Monday, July 20, 2015

Semi-Homemade Wickles Pickles -aka Fire and Ice Pickles

While I make a lot of different pickles this is the first time I've started with a jar of store bought and doctored them up, it was a fun little project that created some very tasty ~and very sweet~ pickles. I've never had Wickles so I can't speak to how close these are in taste, but I can say the garlic flavor was amazing and the little kick of heat in the background was very nice. I don't know if there's such a thing as Party Pickles, but I can see these Homemade Wickles/Fire and Ice Pickles being a lot of fun during football season!
The author says it's very important to find sour pickles and not use kosher dills... 
I noticed that after I bought my pickles, I won't say what ones I picked up:@)
Stop by Deep South Dish for other helpful notes about these pickles.

Semi-Homemade Wickles Pickles/Fire and Ice Pickles-from Deep South Dish
46oz jar whole sour dill pickles, about 6 C sliced 1/2" thick (not kosher dills)
2 1/2 C sugar
4 cloves garlic, minced or thinly sliced
2 tsp pickled jalapeno, or to taste, or sub fresh jalapeno-I just used one whole fresh one
2 tsp red pepper flakes
2 tsp pickling spice
  1. Drain pickles, discard juice, save jar and lid.

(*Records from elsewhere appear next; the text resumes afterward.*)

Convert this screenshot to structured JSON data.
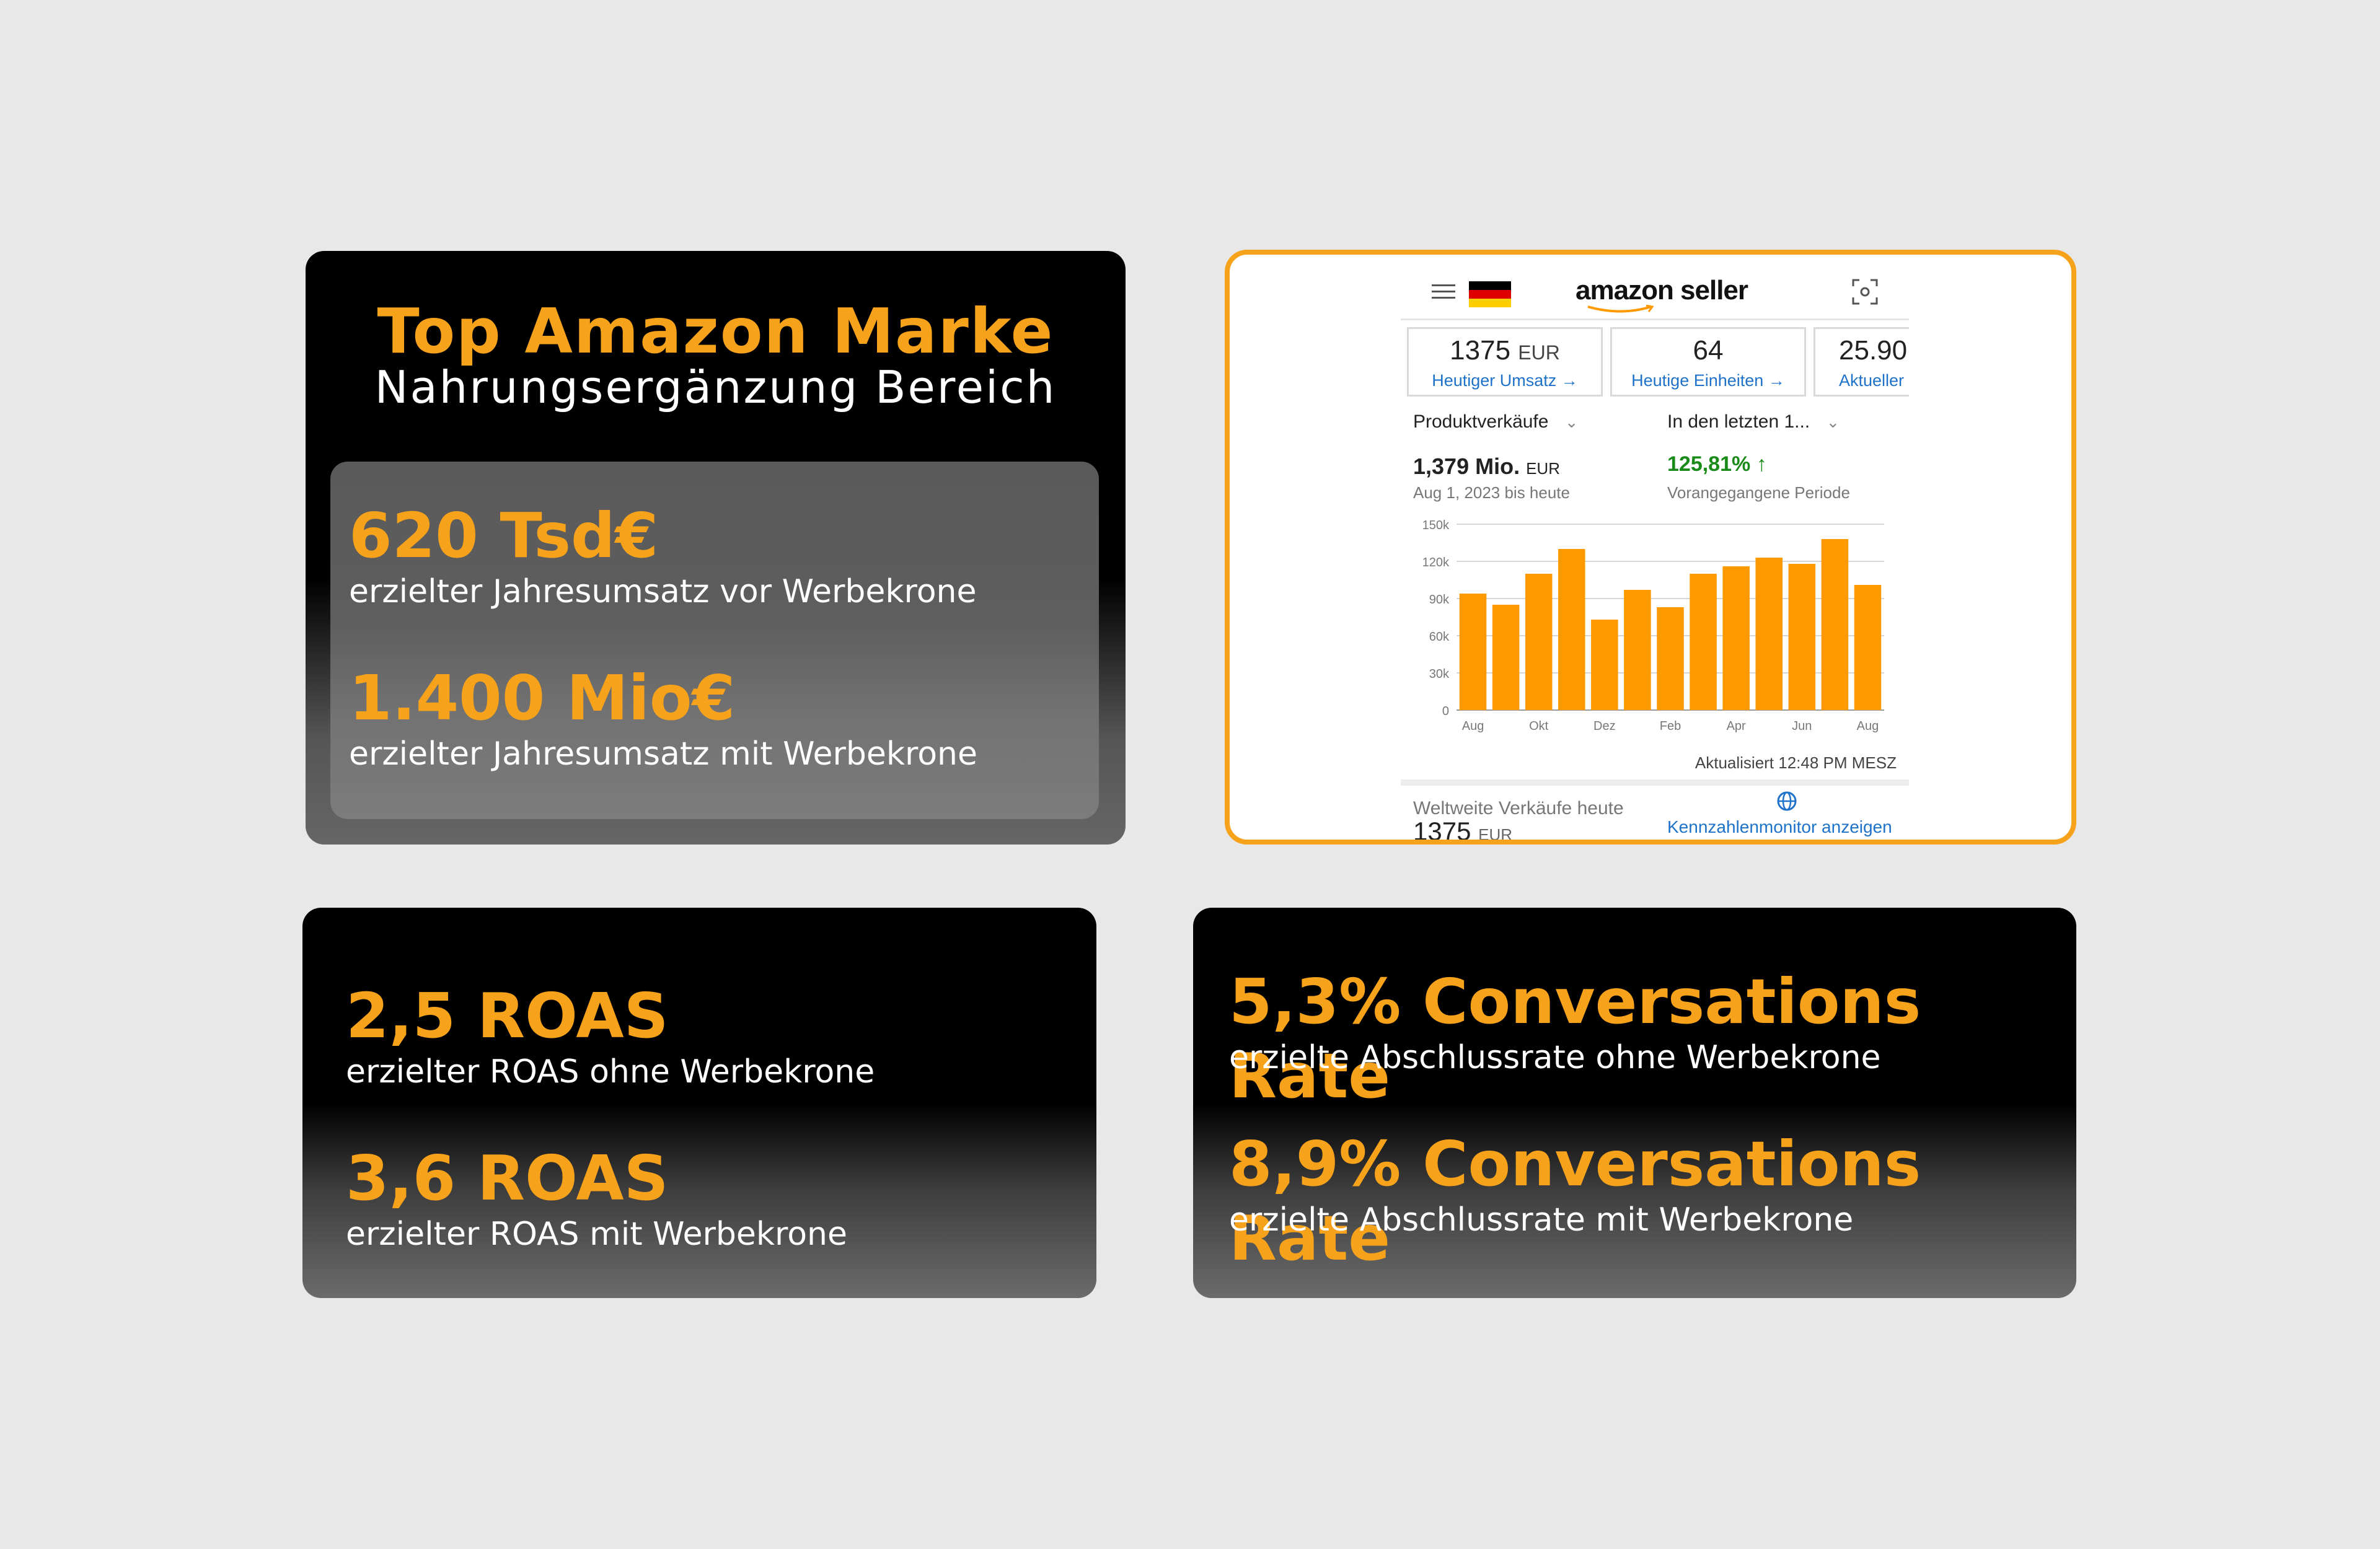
{
  "top_card": {
    "title": "Top Amazon Marke",
    "subtitle": "Nahrungsergänzung Bereich",
    "stat1_value": "620 Tsd€",
    "stat1_label": "erzielter Jahresumsatz vor Werbekrone",
    "stat2_value": "1.400 Mio€",
    "stat2_label": "erzielter Jahresumsatz mit Werbekrone"
  },
  "seller_app": {
    "logo_text": "amazon seller",
    "kpis": [
      {
        "value": "1375",
        "unit": "EUR",
        "link": "Heutiger Umsatz"
      },
      {
        "value": "64",
        "unit": "",
        "link": "Heutige Einheiten"
      },
      {
        "value": "25.90",
        "unit": "",
        "link": "Aktueller"
      }
    ],
    "dropdown_left": "Produktverkäufe",
    "dropdown_right": "In den letzten 1...",
    "total_value": "1,379 Mio.",
    "total_unit": "EUR",
    "total_period": "Aug 1, 2023 bis heute",
    "growth_value": "125,81%",
    "growth_label": "Vorangegangene Periode",
    "updated": "Aktualisiert 12:48 PM MESZ",
    "worldwide_label": "Weltweite Verkäufe heute",
    "worldwide_value": "1375",
    "worldwide_unit": "EUR",
    "monitor_link": "Kennzahlenmonitor anzeigen",
    "colors": {
      "bar": "#ff9900",
      "link": "#1f72c9",
      "growth": "#1a8a1a"
    }
  },
  "chart_data": {
    "type": "bar",
    "categories": [
      "Aug",
      "Sep",
      "Okt",
      "Nov",
      "Dez",
      "Jan",
      "Feb",
      "Mär",
      "Apr",
      "Mai",
      "Jun",
      "Jul",
      "Aug"
    ],
    "x_tick_labels": [
      "Aug",
      "Okt",
      "Dez",
      "Feb",
      "Apr",
      "Jun",
      "Aug"
    ],
    "values": [
      94000,
      85000,
      110000,
      130000,
      73000,
      97000,
      83000,
      110000,
      116000,
      123000,
      118000,
      138000,
      101000
    ],
    "y_ticks": [
      "0",
      "30k",
      "60k",
      "90k",
      "120k",
      "150k"
    ],
    "ylim": [
      0,
      150000
    ],
    "grid": true
  },
  "roas_card": {
    "stat1_value": "2,5 ROAS",
    "stat1_label": "erzielter ROAS ohne Werbekrone",
    "stat2_value": "3,6 ROAS",
    "stat2_label": "erzielter ROAS mit Werbekrone"
  },
  "conv_card": {
    "stat1_value": "5,3% Conversations Rate",
    "stat1_label": "erzielte Abschlussrate ohne Werbekrone",
    "stat2_value": "8,9% Conversations Rate",
    "stat2_label": "erzielte Abschlussrate mit Werbekrone"
  }
}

Slice pickles 1/2" thick.
  2. Begin layering all ingredients in jar. Aim to split things up in four layers.
  3. Let sit on the counter for about an hour. Once the sugar starts to liquify gently shake the jar and turn it upside down a bit to try to get the sugar off the bottom of the jar. 
  4. Let sit on the counter a few more hours or overnight. 
  5. Shake or stir, store in fridge and let marinate for at least two more days (longer is better).